Crónica de Inês Cardoso: A espera fria pelas cerejeiras em flor

Cerejeiras em flor. (Fotografia: Global Imagens)
Para florirem no tempo certo, as cerejeiras exigem centenas de horas de temperaturas baixas. A dureza é a certa altura absolutamente necessária para que haja um dia fruto.

Para florirem no tempo certo, ajustando o seu ritmo ao das estações, as cerejeiras exigem entre 700 e 1400 horas de frio. Definido em linhas muito simples, este conceito equivale a um período de 60 minutos consecutivos em que a temperatura atmosférica é inferior a 7,2 graus. Não admira, olhando para as características do nosso território, que as culturas de cereja estejam sobretudo nas zonas interiores do Norte e Centro, com grandes amplitudes térmicas e invernos rigorosos.

Percebo muito pouco de agricultura e até as flores têm vida difícil às minhas mãos. Mas aprendi esta lição simples com uma amiga produtora de cereja, num daqueles dias de inverno em que desabafei contra o frio. “Quando estiveres cansada de temperaturas baixas, lembra-te que precisamos delas para ter boas cerejas.” O argumento revelou-se eficaz. Volto a ele com frequência, como exemplo das muitas missões úteis dos dias invernosos.
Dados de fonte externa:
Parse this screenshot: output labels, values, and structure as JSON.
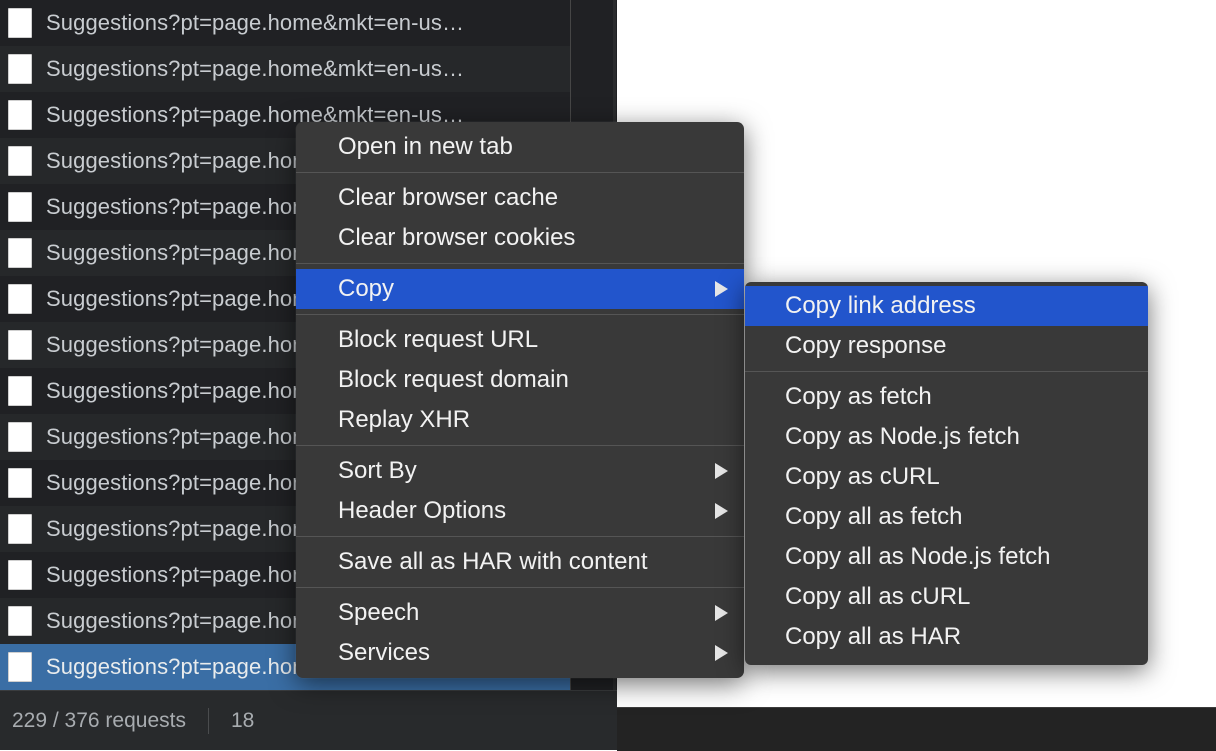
{
  "network_panel": {
    "requests": [
      {
        "name": "Suggestions?pt=page.home&mkt=en-us…",
        "selected": false
      },
      {
        "name": "Suggestions?pt=page.home&mkt=en-us…",
        "selected": false
      },
      {
        "name": "Suggestions?pt=page.home&mkt=en-us…",
        "selected": false
      },
      {
        "name": "Suggestions?pt=page.home&mkt=en-us…",
        "selected": false
      },
      {
        "name": "Suggestions?pt=page.home&mkt=en-us…",
        "selected": false
      },
      {
        "name": "Suggestions?pt=page.home&mkt=en-us…",
        "selected": false
      },
      {
        "name": "Suggestions?pt=page.home&mkt=en-us…",
        "selected": false
      },
      {
        "name": "Suggestions?pt=page.home&mkt=en-us…",
        "selected": false
      },
      {
        "name": "Suggestions?pt=page.home&mkt=en-us…",
        "selected": false
      },
      {
        "name": "Suggestions?pt=page.home&mkt=en-us…",
        "selected": false
      },
      {
        "name": "Suggestions?pt=page.home&mkt=en-us…",
        "selected": false
      },
      {
        "name": "Suggestions?pt=page.home&mkt=en-us…",
        "selected": false
      },
      {
        "name": "Suggestions?pt=page.home&mkt=en-us…",
        "selected": false
      },
      {
        "name": "Suggestions?pt=page.home&mkt=en-us…",
        "selected": false
      },
      {
        "name": "Suggestions?pt=page.home&mkt=en-us…",
        "selected": true
      }
    ]
  },
  "status_bar": {
    "requests": "229 / 376 requests",
    "transferred": "18"
  },
  "context_menu": {
    "groups": [
      {
        "items": [
          {
            "label": "Open in new tab",
            "submenu": false,
            "highlight": false
          }
        ]
      },
      {
        "items": [
          {
            "label": "Clear browser cache",
            "submenu": false,
            "highlight": false
          },
          {
            "label": "Clear browser cookies",
            "submenu": false,
            "highlight": false
          }
        ]
      },
      {
        "items": [
          {
            "label": "Copy",
            "submenu": true,
            "highlight": true
          }
        ]
      },
      {
        "items": [
          {
            "label": "Block request URL",
            "submenu": false,
            "highlight": false
          },
          {
            "label": "Block request domain",
            "submenu": false,
            "highlight": false
          },
          {
            "label": "Replay XHR",
            "submenu": false,
            "highlight": false
          }
        ]
      },
      {
        "items": [
          {
            "label": "Sort By",
            "submenu": true,
            "highlight": false
          },
          {
            "label": "Header Options",
            "submenu": true,
            "highlight": false
          }
        ]
      },
      {
        "items": [
          {
            "label": "Save all as HAR with content",
            "submenu": false,
            "highlight": false
          }
        ]
      },
      {
        "items": [
          {
            "label": "Speech",
            "submenu": true,
            "highlight": false
          },
          {
            "label": "Services",
            "submenu": true,
            "highlight": false
          }
        ]
      }
    ]
  },
  "copy_submenu": {
    "groups": [
      {
        "items": [
          {
            "label": "Copy link address",
            "highlight": true
          },
          {
            "label": "Copy response",
            "highlight": false
          }
        ]
      },
      {
        "items": [
          {
            "label": "Copy as fetch",
            "highlight": false
          },
          {
            "label": "Copy as Node.js fetch",
            "highlight": false
          },
          {
            "label": "Copy as cURL",
            "highlight": false
          },
          {
            "label": "Copy all as fetch",
            "highlight": false
          },
          {
            "label": "Copy all as Node.js fetch",
            "highlight": false
          },
          {
            "label": "Copy all as cURL",
            "highlight": false
          },
          {
            "label": "Copy all as HAR",
            "highlight": false
          }
        ]
      }
    ]
  },
  "colors": {
    "menu_background": "#393939",
    "menu_highlight": "#2255cc",
    "row_selected": "#3a6ea5",
    "panel_background": "#202124"
  }
}
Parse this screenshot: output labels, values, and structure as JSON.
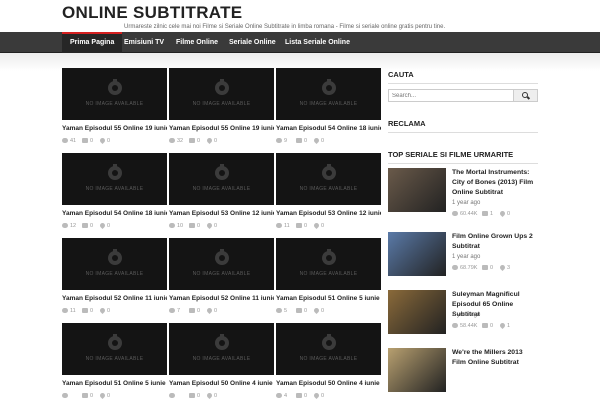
{
  "header": {
    "title": "ONLINE SUBTITRATE",
    "tagline": "Urmareste zilnic cele mai noi Filme si Seriale Online Subtitrate in limba romana - Filme si seriale online gratis pentru tine."
  },
  "nav": {
    "items": [
      {
        "label": "Prima Pagina"
      },
      {
        "label": "Emisiuni TV"
      },
      {
        "label": "Filme Online"
      },
      {
        "label": "Seriale Online"
      },
      {
        "label": "Lista Seriale Online"
      }
    ]
  },
  "placeholder_text": "NO IMAGE AVAILABLE",
  "posts": [
    {
      "title": "Yaman Episodul 55 Online 19 iunie",
      "views": "41",
      "comments": "0",
      "likes": "0"
    },
    {
      "title": "Yaman Episodul 55 Online 19 iunie",
      "views": "32",
      "comments": "0",
      "likes": "0"
    },
    {
      "title": "Yaman Episodul 54 Online 18 iunie",
      "views": "9",
      "comments": "0",
      "likes": "0"
    },
    {
      "title": "Yaman Episodul 54 Online 18 iunie",
      "views": "12",
      "comments": "0",
      "likes": "0"
    },
    {
      "title": "Yaman Episodul 53 Online 12 iunie",
      "views": "10",
      "comments": "0",
      "likes": "0"
    },
    {
      "title": "Yaman Episodul 53 Online 12 iunie",
      "views": "11",
      "comments": "0",
      "likes": "0"
    },
    {
      "title": "Yaman Episodul 52 Online 11 iunie",
      "views": "11",
      "comments": "0",
      "likes": "0"
    },
    {
      "title": "Yaman Episodul 52 Online 11 iunie",
      "views": "7",
      "comments": "0",
      "likes": "0"
    },
    {
      "title": "Yaman Episodul 51 Online 5 iunie",
      "views": "5",
      "comments": "0",
      "likes": "0"
    },
    {
      "title": "Yaman Episodul 51 Online 5 iunie",
      "views": "",
      "comments": "0",
      "likes": "0"
    },
    {
      "title": "Yaman Episodul 50 Online 4 iunie",
      "views": "",
      "comments": "0",
      "likes": "0"
    },
    {
      "title": "Yaman Episodul 50 Online 4 iunie",
      "views": "4",
      "comments": "0",
      "likes": "0"
    }
  ],
  "sidebar": {
    "search_heading": "CAUTA",
    "search_placeholder": "Search...",
    "ad_heading": "RECLAMA",
    "top_heading": "TOP SERIALE SI FILME URMARITE",
    "top_items": [
      {
        "title": "The Mortal Instruments: City of Bones (2013) Film Online Subtitrat",
        "date": "1 year ago",
        "views": "60.44K",
        "comments": "1",
        "likes": "0",
        "thumb_color": "#6a5a4a"
      },
      {
        "title": "Film Online Grown Ups 2 Subtitrat",
        "date": "1 year ago",
        "views": "68.79K",
        "comments": "0",
        "likes": "3",
        "thumb_color": "#5a7aa8"
      },
      {
        "title": "Suleyman Magnificul Episodul 65 Online Subtitrat",
        "date": "1 year ago",
        "views": "58.44K",
        "comments": "0",
        "likes": "1",
        "thumb_color": "#8a6a3a"
      },
      {
        "title": "We're the Millers 2013 Film Online Subtitrat",
        "date": "",
        "views": "",
        "comments": "",
        "likes": "",
        "thumb_color": "#b8a070"
      }
    ]
  },
  "colors": {
    "navbar": "#3a3a3a",
    "active_accent": "#d42020",
    "thumb_bg": "#141414"
  }
}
Há uma sabedoria infindável em ouvir baixinho as lições da natureza. Ensina-nos sobre paciência, porque cada ciclo de vida tem o seu tempo e exige espera. Ensina-nos sobre as características próprias das espécies, como se cada planta fosse um mundo inteiro que temos de conhecer para escolher os gestos que se lhe adequam. Ensina-nos o valor da contemplação e dos detalhes, porque mesmo os mais mínimos podem fazer toda a diferença. E ainda, talvez a lição mais importante, que nem todo o nosso esforço chega para uma boa colheita, tantos são os fatores imprevisíveis que não controlamos. Quem vive em comunhão com a natureza tem consciência plena da nossa fragilidade e da naturalidade inevitável da morte.

A passagem das horas, dos dias e das estações lembra-nos que tudo tem uma razão de ser, ainda que por vezes possa parecer-nos incómoda ou cause impaciência. A dureza é a certa altura absolutamente necessária para que haja flor e um dia fruto. É provável que a nossa vida esteja inundada de coisas que dispensaríamos de boa vontade, mas é difícil saber a falta que algumas delas iriam fazer-nos.
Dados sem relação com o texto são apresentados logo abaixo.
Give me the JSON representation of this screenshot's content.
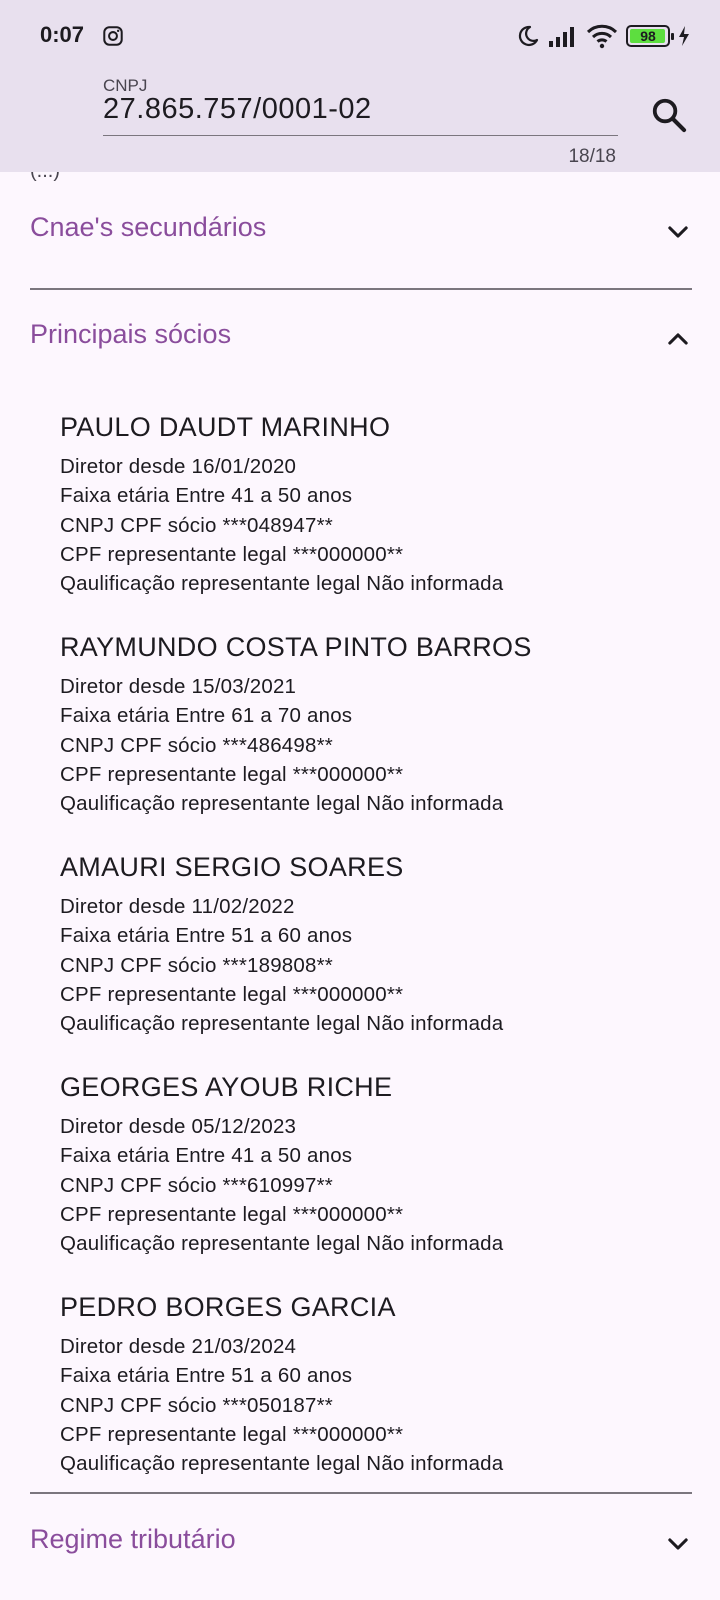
{
  "status_bar": {
    "time": "0:07",
    "battery": "98",
    "icons": [
      "instagram-icon",
      "moon-icon",
      "signal-icon",
      "wifi-icon",
      "battery-icon",
      "charging-icon"
    ]
  },
  "search": {
    "label": "CNPJ",
    "value": "27.865.757/0001-02",
    "counter": "18/18",
    "icon": "search-icon"
  },
  "above_text": "(...)",
  "sections": {
    "cnae_secundarios": {
      "title": "Cnae's secundários",
      "expanded": false
    },
    "principais_socios": {
      "title": "Principais sócios",
      "expanded": true
    },
    "regime_tributario": {
      "title": "Regime tributário",
      "expanded": false
    }
  },
  "partners": [
    {
      "name": "PAULO DAUDT MARINHO",
      "since": "Diretor desde 16/01/2020",
      "age_range": "Faixa etária Entre 41 a 50 anos",
      "cpf": "CNPJ CPF sócio ***048947**",
      "rep_cpf": "CPF representante legal ***000000**",
      "rep_qual": "Qaulificação representante legal Não informada"
    },
    {
      "name": "RAYMUNDO COSTA PINTO BARROS",
      "since": "Diretor desde 15/03/2021",
      "age_range": "Faixa etária Entre 61 a 70 anos",
      "cpf": "CNPJ CPF sócio ***486498**",
      "rep_cpf": "CPF representante legal ***000000**",
      "rep_qual": "Qaulificação representante legal Não informada"
    },
    {
      "name": "AMAURI SERGIO SOARES",
      "since": "Diretor desde 11/02/2022",
      "age_range": "Faixa etária Entre 51 a 60 anos",
      "cpf": "CNPJ CPF sócio ***189808**",
      "rep_cpf": "CPF representante legal ***000000**",
      "rep_qual": "Qaulificação representante legal Não informada"
    },
    {
      "name": "GEORGES AYOUB RICHE",
      "since": "Diretor desde 05/12/2023",
      "age_range": "Faixa etária Entre 41 a 50 anos",
      "cpf": "CNPJ CPF sócio ***610997**",
      "rep_cpf": "CPF representante legal ***000000**",
      "rep_qual": "Qaulificação representante legal Não informada"
    },
    {
      "name": "PEDRO BORGES GARCIA",
      "since": "Diretor desde 21/03/2024",
      "age_range": "Faixa etária Entre 51 a 60 anos",
      "cpf": "CNPJ CPF sócio ***050187**",
      "rep_cpf": "CPF representante legal ***000000**",
      "rep_qual": "Qaulificação representante legal Não informada"
    }
  ],
  "colors": {
    "accent": "#8a4d9c",
    "header_bg": "#e8e0ee",
    "page_bg": "#fdf7fe",
    "battery_green": "#5dde3f"
  }
}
Pode parecer um lugar-comum dizer que o frio é importante para valorizarmos o calor, ou que sem dificuldades muitas vitórias não teriam o mesmo sabor. Mas não vale a pena ignorar princípios certeiros só porque parecem saídos de manuais estafados de autoajuda. Não podemos aspirar a uma espécie de felicidade permanente – e talvez ficássemos surpreendidos com as sensações pelas quais iríamos passar se pudéssemos experimentá-la. Entristecermo-nos acaba por ser uma condição essencial para nos despojarmos do que não interessa. Para deixarmos cair as folhas e nos prepararmos para outras coisas por vir. A sabedoria consiste em saber que queremos rir-nos às vezes. Só um tolo se ri a toda a hora, por tudo e por nada. As cerejas, desejadas porque efémeras, sabem disso.